The Federal Reserve Bank of New York said Thursday that its Empire State Manufacturing index rose to 10 this month after having fallen to minus 1.23 in December. Any reading above zero indicates expansion. The December reading had been the first negative figure in nearly two years.
New orders and shipments both rose, as did a measure of current hiring. A gauge of future hiring plans jumped to its highest level in nearly three years.
The New York Fed's Empire State survey provides an early look at U.S. manufacturing each month. The New York Fed surveys 200 businesses in the state and typically receives responses from 100.
The improvement in the Empire State index indicates that the region's manufacturers are growing and remain optimistic despite faltering economies overseas.
Europe is barely expanding, Japan is in recession and China's rapid growth is stumbling. Those trends have weighed on U.S. exports.
An index that measures the prices regional factories paid for raw materials rose slightly, a sign that tumbling oil prices have yet to cause widespread declines in costs.
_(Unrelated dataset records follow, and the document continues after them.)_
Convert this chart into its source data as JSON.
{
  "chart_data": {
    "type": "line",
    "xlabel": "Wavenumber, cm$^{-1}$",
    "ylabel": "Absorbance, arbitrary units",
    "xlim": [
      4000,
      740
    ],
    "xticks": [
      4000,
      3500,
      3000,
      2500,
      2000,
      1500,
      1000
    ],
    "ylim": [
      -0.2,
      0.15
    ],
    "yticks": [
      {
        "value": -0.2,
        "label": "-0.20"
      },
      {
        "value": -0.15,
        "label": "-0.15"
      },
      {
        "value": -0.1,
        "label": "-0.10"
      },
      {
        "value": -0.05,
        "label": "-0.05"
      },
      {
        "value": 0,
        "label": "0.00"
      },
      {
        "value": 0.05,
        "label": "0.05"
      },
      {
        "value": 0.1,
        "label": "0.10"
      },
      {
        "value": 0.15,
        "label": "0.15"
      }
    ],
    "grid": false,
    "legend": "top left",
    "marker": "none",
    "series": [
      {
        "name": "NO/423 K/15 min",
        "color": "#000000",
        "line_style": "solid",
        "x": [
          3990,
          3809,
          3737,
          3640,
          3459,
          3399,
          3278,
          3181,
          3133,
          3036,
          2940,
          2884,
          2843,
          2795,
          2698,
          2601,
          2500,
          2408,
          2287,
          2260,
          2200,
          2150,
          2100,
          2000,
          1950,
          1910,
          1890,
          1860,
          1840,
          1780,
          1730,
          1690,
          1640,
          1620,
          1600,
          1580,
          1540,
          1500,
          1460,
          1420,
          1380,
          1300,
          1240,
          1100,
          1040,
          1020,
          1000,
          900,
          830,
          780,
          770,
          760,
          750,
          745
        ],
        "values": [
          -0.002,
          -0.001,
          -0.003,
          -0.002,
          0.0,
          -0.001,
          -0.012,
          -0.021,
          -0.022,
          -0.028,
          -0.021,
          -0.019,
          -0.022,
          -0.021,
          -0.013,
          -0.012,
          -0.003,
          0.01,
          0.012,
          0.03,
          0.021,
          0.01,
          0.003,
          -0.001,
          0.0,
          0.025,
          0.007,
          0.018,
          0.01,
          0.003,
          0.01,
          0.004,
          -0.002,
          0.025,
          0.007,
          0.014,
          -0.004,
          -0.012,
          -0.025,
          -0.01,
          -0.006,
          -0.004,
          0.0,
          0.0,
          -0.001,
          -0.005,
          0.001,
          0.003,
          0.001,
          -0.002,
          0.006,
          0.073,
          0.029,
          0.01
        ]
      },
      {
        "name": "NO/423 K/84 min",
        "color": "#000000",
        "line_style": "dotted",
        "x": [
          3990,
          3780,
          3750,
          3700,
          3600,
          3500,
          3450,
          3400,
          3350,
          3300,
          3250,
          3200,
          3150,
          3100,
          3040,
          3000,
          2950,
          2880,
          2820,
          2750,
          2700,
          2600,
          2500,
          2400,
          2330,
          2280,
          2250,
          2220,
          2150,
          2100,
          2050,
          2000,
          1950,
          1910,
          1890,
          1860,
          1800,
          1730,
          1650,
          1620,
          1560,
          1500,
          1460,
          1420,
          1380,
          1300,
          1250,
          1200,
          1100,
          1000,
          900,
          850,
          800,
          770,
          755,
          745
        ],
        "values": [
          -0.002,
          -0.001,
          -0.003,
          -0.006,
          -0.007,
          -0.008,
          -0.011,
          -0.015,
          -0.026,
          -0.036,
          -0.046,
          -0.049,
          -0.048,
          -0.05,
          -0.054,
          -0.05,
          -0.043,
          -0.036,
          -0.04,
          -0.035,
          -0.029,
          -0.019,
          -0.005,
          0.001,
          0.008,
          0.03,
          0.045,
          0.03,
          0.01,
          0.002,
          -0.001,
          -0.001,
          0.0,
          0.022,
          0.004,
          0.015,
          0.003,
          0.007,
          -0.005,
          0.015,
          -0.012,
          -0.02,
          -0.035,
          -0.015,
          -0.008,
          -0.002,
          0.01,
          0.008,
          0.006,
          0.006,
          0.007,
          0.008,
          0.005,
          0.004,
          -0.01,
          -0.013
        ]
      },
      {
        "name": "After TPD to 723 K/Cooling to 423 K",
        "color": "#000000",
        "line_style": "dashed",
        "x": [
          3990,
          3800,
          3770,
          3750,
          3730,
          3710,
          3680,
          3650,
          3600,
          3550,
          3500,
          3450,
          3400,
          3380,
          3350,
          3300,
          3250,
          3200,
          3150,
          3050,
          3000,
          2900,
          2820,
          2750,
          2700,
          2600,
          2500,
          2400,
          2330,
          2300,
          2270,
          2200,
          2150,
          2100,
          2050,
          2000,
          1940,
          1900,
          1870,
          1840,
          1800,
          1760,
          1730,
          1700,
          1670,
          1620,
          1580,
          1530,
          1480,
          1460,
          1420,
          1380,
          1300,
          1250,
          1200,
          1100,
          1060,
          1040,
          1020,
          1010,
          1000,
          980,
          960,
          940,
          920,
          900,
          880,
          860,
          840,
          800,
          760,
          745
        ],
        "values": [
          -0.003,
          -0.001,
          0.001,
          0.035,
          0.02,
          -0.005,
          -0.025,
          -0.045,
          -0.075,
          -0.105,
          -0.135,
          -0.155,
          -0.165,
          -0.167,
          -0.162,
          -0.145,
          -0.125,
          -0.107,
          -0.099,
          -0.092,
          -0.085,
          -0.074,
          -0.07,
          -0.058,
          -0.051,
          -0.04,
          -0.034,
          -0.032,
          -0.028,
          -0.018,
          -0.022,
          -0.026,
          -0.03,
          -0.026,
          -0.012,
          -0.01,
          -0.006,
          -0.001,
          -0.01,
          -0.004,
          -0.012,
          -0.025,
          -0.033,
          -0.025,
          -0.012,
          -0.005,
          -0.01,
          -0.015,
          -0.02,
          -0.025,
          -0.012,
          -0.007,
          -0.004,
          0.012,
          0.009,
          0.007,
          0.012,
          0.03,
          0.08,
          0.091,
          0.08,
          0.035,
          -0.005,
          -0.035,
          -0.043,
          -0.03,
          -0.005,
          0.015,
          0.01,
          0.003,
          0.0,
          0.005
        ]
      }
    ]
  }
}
Though falling prices may sound beneficial, widespread drops can cause deflation, which eventually pulls down wages as well and further slows economic growth.
The New York Fed's report is reassuring because it comes after other surveys last month suggested that U.S. factories were slowing a bit.
Manufacturing nationwide expanded last month but at the slowest pace in six months, according to the Institute for Supply Management. Orders and production grew but much more slowly.